The Athletics Integrity Unit (AIU), an independent agency founded by World Athletics to handle all integrity problems — doping and non-doping – released a statement on Wednesday revealing that a total of 18 athletes have been declared ineligible.
Nigeria is the worst-affected country, with 10 athletes failing to achieve the minimal testing criteria under Rule 15.
According to the AIU, National Federations are responsible for ensuring that suitable anti-doping procedures are in place in their respective jurisdictions under Rule 15 regulating National Federation Anti-Doping Obligations, which went into effect in January 2019.
The rule, among other things, establishes minimum testing criteria for national teams of ‘Category A’ federations, which are assessed to have the highest doping risk and pose a threat to the sport’s general integrity.
In the ten months preceding up to a big event, an athlete from a ‘Category A’ country must submit to at least three no-notice out-of-competition tests (urine and blood) conducted no less than three weeks apart.
Then and only then are they qualified to compete for their country in the World Athletics Championships or the Olympic Games.
Belarus, Bahrain, Ethiopia, Kenya, Morocco, Nigeria, and Ukraine are the seven ‘Category A’ National Federations identified for 2021.
The Nigerian Athletics Federation, which has been engulfed in needless problems for the past 14 months, is thus heavily to blame for this situation.
Stating the importance of eligibility, David Howman, Chair of the AIU Board added that the, “National Federations must play their part in supporting anti-doping efforts. The eligibility rules for athletes from ‘Category A’ countries are very clear and compliance is essential for cementing the required long-term changes and ensuring a level playing field for clean athletes,” said David Howman, Chair of the AIU Board.

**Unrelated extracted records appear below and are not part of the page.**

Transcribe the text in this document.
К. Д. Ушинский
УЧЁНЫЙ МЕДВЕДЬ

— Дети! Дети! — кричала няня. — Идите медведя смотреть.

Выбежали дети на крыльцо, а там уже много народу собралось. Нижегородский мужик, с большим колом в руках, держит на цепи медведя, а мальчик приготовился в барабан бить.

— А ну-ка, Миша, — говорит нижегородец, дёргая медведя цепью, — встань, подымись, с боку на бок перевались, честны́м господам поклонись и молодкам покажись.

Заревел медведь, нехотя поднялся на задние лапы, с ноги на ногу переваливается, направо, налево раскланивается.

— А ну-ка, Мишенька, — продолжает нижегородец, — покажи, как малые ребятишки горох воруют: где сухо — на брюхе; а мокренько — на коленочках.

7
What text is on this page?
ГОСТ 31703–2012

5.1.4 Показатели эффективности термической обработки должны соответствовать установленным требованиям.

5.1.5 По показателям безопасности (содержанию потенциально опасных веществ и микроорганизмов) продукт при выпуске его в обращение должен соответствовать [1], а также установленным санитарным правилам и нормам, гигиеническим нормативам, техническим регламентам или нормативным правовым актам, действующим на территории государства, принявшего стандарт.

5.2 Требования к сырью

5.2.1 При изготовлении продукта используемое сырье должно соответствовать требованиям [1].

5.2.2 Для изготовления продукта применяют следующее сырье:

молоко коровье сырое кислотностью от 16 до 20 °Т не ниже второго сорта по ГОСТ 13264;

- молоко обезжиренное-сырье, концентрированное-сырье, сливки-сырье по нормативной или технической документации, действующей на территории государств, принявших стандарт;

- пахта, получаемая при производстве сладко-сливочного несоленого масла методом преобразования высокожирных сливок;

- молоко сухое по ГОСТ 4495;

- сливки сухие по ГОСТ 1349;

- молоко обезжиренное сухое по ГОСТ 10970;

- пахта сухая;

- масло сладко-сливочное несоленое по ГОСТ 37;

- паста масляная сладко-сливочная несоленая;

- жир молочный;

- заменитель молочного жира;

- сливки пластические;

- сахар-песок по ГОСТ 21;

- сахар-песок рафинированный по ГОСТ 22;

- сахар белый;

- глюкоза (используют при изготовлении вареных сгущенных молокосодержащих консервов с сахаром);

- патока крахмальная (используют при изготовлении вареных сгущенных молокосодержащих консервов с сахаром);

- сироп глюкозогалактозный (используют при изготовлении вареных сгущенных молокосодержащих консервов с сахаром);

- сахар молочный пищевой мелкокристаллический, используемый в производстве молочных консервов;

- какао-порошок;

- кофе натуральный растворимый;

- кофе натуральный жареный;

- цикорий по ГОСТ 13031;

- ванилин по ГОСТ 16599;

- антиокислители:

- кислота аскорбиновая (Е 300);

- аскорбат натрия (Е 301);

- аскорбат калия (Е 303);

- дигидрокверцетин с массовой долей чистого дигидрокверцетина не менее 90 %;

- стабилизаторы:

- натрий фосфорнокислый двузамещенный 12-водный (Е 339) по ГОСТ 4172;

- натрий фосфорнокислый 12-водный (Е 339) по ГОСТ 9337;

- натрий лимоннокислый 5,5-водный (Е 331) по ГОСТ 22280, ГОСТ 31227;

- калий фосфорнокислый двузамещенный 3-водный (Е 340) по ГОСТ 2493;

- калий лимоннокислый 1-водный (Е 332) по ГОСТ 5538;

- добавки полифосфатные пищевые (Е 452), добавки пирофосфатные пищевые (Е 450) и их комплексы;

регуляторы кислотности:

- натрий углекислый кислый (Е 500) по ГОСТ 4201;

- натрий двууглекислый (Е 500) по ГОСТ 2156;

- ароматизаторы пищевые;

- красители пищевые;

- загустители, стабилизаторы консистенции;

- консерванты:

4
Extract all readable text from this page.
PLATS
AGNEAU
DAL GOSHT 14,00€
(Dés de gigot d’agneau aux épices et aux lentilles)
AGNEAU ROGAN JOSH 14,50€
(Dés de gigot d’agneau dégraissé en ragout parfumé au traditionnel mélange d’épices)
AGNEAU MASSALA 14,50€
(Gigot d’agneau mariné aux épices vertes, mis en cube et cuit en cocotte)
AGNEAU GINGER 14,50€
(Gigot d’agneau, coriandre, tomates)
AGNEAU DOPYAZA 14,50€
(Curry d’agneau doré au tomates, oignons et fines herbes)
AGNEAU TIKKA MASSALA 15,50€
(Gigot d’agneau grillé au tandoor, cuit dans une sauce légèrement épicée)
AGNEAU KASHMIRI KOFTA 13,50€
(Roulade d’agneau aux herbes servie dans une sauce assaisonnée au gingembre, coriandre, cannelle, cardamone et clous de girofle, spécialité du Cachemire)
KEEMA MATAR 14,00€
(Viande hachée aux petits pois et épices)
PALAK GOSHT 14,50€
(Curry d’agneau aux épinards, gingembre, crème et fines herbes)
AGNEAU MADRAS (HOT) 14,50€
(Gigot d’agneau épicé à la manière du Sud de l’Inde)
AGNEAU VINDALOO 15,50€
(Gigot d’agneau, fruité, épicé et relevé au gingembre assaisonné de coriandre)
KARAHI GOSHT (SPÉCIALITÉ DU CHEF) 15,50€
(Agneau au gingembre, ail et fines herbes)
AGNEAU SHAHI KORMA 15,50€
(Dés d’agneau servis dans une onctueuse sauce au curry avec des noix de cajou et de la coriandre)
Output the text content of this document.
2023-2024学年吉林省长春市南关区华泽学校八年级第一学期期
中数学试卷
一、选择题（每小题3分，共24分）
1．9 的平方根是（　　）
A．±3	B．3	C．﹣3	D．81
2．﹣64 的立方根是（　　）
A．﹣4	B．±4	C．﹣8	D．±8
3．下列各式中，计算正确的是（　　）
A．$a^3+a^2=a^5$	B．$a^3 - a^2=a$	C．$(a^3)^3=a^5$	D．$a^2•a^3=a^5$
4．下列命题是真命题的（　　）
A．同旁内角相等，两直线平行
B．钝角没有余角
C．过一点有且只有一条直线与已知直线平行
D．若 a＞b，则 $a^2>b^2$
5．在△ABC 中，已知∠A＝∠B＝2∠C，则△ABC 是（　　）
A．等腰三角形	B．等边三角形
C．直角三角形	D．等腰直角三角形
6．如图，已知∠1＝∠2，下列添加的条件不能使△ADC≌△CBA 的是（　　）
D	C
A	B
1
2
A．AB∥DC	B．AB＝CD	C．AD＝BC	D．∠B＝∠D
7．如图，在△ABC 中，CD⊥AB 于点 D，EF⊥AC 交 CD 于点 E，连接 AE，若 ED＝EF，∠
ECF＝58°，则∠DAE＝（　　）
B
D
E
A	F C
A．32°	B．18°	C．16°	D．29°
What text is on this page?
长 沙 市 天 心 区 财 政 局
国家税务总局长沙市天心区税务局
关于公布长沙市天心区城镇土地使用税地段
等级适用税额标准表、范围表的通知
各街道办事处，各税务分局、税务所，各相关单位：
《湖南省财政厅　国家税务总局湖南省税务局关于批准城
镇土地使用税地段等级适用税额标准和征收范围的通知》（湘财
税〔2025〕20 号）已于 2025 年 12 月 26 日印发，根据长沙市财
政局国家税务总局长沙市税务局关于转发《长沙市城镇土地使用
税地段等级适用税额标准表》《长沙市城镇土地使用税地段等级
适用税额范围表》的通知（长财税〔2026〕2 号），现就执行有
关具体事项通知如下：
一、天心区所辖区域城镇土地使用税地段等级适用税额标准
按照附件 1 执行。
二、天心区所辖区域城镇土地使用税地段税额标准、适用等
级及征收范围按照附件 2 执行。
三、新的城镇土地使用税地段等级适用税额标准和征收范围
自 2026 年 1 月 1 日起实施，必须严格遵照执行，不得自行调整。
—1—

“I must underline that there have been significant improvements in anti-doping efforts in most ‘Category A’ countries thanks to this rule. It is clear that the relevant National Federations in conjunction with their NADOs have started to take their testing responsibilities seriously, and I thank them for their efforts, but there remains a long way to go in some circumstances,” further stressed.